(a) Same as (a) above. This ceremonial is omitted except in marriages between the wealthy.

(b) The boy’s kin sacrifice a pig at his home, sending half of it, if the omen of the bile sac promises well, to the kin of the girl in a back basket, called bango, whence originates the term imbango, meaning “carried in a bango.”

(c) The boy’s kin take a pig to the girl’s home. The girl’s kin furnish another and smaller pig. Both families participate in a religious feast. This feast is called tanig, and seems to include both the bubun and the hingot of the Kiangan people.

(d) Ceremonial idleness for the boy and the girl is required during a period of five days. On the third day the couple go to one of their fields, it being taboo for either of them to stumble on the way. The trip is in one respect somewhat like the time-honored cutting of the cakes in one of our own marriage feasts to secure a prognostication as to which of the two spouses will die first. Stumbling on the part of one of the couple, however, would indicate that that one would die not only first but soon, and would probably lead to a refusal on his or her part to go ahead with the marriage.[4] Arrived at the field, the girl weeds a part of it, and the boy gathers some wood from a near-by forest. Then they go home, the boy carrying the bundle of wood.

In case a bad omen of the bile sac is encountered in any of these ceremonies, the marriage is not proceeded with, since the belief is that misfortune would surely attend it.

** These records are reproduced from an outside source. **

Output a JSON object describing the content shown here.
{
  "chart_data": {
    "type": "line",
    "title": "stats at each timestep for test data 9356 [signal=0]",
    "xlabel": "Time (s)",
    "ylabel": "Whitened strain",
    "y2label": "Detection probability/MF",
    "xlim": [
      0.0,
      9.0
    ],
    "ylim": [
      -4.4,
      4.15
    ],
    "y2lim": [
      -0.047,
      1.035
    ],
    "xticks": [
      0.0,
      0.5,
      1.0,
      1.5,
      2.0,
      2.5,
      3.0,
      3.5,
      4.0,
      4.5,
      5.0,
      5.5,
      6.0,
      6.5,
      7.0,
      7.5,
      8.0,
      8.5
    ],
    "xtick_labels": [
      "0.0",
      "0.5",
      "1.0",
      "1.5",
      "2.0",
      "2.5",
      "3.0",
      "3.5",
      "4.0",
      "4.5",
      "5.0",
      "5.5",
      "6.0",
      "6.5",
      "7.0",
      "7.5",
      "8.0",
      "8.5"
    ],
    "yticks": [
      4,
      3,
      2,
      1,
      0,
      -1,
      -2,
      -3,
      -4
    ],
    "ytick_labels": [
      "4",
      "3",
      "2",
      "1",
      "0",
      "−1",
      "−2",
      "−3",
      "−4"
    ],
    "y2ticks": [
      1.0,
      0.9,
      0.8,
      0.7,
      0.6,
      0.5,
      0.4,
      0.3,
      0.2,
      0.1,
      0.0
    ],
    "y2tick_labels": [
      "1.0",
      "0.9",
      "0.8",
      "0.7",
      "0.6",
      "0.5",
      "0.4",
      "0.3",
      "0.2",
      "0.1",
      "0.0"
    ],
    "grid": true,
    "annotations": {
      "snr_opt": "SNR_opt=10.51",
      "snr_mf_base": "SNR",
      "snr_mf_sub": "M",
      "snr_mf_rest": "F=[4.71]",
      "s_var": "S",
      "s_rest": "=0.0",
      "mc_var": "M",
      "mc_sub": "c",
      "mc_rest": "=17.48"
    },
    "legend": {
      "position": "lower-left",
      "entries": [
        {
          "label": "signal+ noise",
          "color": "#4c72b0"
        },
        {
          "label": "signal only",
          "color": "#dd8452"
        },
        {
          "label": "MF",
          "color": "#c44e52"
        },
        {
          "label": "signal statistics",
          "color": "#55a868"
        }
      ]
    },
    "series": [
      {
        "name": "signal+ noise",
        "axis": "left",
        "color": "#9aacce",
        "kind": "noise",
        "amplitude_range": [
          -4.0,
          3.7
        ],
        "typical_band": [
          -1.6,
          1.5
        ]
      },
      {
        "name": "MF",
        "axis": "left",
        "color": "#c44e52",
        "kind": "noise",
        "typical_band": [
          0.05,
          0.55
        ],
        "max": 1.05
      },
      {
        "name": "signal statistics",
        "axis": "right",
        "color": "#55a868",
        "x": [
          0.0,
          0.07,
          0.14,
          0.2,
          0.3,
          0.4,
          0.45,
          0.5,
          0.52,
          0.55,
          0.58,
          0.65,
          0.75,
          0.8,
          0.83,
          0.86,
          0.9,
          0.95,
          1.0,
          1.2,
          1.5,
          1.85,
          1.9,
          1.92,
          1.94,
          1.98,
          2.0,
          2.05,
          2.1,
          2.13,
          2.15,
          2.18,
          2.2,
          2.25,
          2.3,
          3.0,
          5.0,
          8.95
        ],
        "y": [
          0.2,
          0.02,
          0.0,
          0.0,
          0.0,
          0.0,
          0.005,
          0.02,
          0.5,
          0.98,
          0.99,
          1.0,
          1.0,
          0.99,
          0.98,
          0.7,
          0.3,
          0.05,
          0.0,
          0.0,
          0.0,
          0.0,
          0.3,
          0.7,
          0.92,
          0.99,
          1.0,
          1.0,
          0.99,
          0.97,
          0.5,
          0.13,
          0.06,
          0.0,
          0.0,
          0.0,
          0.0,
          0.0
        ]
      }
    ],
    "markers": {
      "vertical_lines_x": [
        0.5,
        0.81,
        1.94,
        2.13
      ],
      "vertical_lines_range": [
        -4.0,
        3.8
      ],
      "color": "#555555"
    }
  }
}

In the case of the poor, some of the above ceremonies may be omitted; or chickens or smaller pigs may be substituted for any or all the pigs. The above programme is simply that which is to be followed out if the groom be financially able to do the “right thing.”

In case the spouses are related, two pigs—a male and a female—are sacrificed, and the ceremony called ponga is performed. The larger pig is furnished by the boy. The nearer the kinship the larger the pigs necessary for this ceremony.

At no time are any vows or promises made by the principals. At no time, except in the fourth ceremony among the Northern Ifugao, do the principals have any active part in the ceremonies. Indeed, they may not eat the meat of the pigs or chickens killed at their own wedding, for it is taboo to them.

12. Gifts to the kin of the bride: hakba.—In the Kiangan area, but in no other, expensive gifts are made to the kin of the bride. These gifts are called hakba. Only in the case of the very poorest are gifts foregone. The gifts are distributed to the girl’s kin, the nearer kin receiving the more valuable and the remote kin the less valuable articles. But the elder of a line of cousins by a single uncle, for example, receives a more valuable present, the next in age a less valuable one, the next in age a still less valuable one, and so on, the youngest getting nothing if he have many brothers and sisters. No distinction is made between male and female kin. The gifts may range from two death blankets, worth 16 pesos, to a spearhead worth 0.20 peso.

Except in the case of the poverty-stricken, there is nothing for it but to pay these presents. If they be not forthcoming, the kin of the woman seize the pig provided for the bubun ceremony, carry it home and guard it well till such time as the groom comes forward with the hakba gifts, when they return it for the ceremonial.